The former SAIC CEO ran on the Republican ticket last fall for New Hampshire governor. He was ultimately defeated by Democrat Maggie Hassan.
Mike Rogers will lead the group nationally; he previously served as chairman of the House of Representatives Intelligence Committee when he was a Michigan congressman.
APPS seeks to do two things to shape the 2016 presidential race, according to its website:
- Raise the level of debate on the most important issues facing the country and move candidates beyond just rhetoric and talking points.
- Enhance the knowledge base of citizens in the early states to help elect a president who supports American engagement and a strong foreign policy.
The group will be registered as a 501(c)(4) instead of a political action committee. For campaign finance purposes, the law allows such groups to donate to candidates with a lower level of disclosure about who is funding their work.

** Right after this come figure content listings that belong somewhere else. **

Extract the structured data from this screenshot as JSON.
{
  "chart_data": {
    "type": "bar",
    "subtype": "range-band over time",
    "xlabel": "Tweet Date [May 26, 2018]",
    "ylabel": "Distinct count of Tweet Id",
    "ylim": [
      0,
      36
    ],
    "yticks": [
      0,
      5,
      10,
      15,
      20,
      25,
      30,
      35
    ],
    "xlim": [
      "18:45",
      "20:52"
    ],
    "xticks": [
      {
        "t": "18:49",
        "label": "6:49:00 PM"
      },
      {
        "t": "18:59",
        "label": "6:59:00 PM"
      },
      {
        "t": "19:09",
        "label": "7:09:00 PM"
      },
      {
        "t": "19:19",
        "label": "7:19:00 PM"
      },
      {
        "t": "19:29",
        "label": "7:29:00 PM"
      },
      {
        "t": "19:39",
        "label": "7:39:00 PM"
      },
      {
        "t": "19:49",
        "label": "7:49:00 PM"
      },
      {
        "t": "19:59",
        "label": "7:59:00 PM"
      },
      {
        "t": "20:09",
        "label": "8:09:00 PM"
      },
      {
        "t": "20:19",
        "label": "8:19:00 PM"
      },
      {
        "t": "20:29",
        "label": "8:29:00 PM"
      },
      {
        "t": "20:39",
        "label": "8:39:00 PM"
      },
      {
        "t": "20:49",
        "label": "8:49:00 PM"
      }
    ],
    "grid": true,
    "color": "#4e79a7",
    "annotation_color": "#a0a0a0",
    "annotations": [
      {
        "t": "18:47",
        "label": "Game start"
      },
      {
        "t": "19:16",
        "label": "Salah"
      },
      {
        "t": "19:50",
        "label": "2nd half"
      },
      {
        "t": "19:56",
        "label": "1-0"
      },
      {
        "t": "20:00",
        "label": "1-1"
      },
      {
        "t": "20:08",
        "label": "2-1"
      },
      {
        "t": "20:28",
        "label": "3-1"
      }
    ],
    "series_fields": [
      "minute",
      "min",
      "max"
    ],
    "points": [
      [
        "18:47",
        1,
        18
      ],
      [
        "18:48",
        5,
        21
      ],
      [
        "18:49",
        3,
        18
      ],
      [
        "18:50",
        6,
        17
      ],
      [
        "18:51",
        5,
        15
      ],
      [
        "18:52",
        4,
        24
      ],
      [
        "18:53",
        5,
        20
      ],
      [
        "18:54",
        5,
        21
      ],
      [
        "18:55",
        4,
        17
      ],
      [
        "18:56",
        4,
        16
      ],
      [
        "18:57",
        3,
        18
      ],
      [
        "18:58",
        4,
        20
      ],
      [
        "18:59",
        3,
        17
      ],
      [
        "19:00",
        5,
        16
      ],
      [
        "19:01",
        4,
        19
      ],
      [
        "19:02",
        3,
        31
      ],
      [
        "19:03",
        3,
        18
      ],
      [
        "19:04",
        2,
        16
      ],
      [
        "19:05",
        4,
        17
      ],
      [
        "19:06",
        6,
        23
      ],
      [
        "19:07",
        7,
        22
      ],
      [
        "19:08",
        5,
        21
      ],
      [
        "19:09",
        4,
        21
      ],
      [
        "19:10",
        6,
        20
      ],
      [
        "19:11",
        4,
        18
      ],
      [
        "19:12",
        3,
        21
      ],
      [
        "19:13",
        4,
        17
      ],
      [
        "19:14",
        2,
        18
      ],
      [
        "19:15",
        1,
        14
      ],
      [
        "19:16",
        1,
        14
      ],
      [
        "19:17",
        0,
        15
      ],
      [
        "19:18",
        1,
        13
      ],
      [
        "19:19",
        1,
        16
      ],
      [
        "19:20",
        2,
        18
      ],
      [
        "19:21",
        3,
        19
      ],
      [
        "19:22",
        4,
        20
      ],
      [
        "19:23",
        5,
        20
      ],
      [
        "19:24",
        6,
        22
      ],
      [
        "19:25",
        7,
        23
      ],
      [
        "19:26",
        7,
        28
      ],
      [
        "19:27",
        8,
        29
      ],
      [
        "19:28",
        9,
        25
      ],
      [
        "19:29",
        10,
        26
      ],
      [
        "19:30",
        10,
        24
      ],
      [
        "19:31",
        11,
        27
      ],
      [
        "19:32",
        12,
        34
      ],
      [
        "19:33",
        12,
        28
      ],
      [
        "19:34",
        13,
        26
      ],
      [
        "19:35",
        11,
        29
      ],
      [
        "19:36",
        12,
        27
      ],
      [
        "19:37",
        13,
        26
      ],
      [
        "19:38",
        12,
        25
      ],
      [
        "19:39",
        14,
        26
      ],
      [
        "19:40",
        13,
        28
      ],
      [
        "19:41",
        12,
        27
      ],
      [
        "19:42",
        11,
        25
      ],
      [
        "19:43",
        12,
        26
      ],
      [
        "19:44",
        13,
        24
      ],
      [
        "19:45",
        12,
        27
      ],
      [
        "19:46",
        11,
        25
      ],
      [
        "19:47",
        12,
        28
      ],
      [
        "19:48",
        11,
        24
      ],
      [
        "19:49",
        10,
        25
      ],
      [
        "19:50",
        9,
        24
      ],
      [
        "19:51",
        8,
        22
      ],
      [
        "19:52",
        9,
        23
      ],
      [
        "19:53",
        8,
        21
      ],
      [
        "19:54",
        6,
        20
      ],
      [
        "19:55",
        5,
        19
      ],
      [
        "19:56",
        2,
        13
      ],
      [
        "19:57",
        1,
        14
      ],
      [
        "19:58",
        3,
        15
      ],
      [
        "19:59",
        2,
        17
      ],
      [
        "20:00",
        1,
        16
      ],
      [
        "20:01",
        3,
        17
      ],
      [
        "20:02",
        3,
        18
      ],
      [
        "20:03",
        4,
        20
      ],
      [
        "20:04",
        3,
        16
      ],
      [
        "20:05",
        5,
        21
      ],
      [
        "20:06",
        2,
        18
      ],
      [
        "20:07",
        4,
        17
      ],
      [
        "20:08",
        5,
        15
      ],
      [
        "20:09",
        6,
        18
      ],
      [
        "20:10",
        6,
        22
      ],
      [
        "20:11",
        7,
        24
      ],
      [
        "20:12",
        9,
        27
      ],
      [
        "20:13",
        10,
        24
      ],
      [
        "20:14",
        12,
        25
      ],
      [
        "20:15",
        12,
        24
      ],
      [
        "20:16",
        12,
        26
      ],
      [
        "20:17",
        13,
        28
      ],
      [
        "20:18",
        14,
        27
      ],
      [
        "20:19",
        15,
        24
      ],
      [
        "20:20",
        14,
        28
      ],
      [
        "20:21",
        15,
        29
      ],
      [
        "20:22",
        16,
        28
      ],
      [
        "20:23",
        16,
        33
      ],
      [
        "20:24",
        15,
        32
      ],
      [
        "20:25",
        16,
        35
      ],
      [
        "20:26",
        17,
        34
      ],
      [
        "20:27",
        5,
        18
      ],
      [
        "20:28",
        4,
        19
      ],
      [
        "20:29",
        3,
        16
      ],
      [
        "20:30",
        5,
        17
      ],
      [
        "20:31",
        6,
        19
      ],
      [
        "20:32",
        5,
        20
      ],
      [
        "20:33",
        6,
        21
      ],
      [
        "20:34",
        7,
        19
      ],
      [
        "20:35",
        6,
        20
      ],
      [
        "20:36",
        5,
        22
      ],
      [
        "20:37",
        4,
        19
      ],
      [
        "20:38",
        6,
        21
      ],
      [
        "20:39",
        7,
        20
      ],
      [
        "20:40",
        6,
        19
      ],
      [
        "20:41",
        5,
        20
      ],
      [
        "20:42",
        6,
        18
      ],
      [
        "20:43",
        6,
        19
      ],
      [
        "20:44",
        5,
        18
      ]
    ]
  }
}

“When the president of the United States wakes up on Jan. 21, the world’s problems will be staring at him or her,” Rogers said. “And we believe there was never enough in prior campaigns and wasn’t going to be at this if we didn’t provide a forum for thoughtful discussion about our national security posture in the world, our foreign affairs posture in the world, and certainly American engagement in the world.”
APPS plans to hold forums in early primary states with the goal of providing a venue for conversations with candidates focused solely on issues related to foreign policy.
The group will not endorse candidates and has no plans to come up with the kind of “score cards” that occasionally accompany other policy-focused organizations.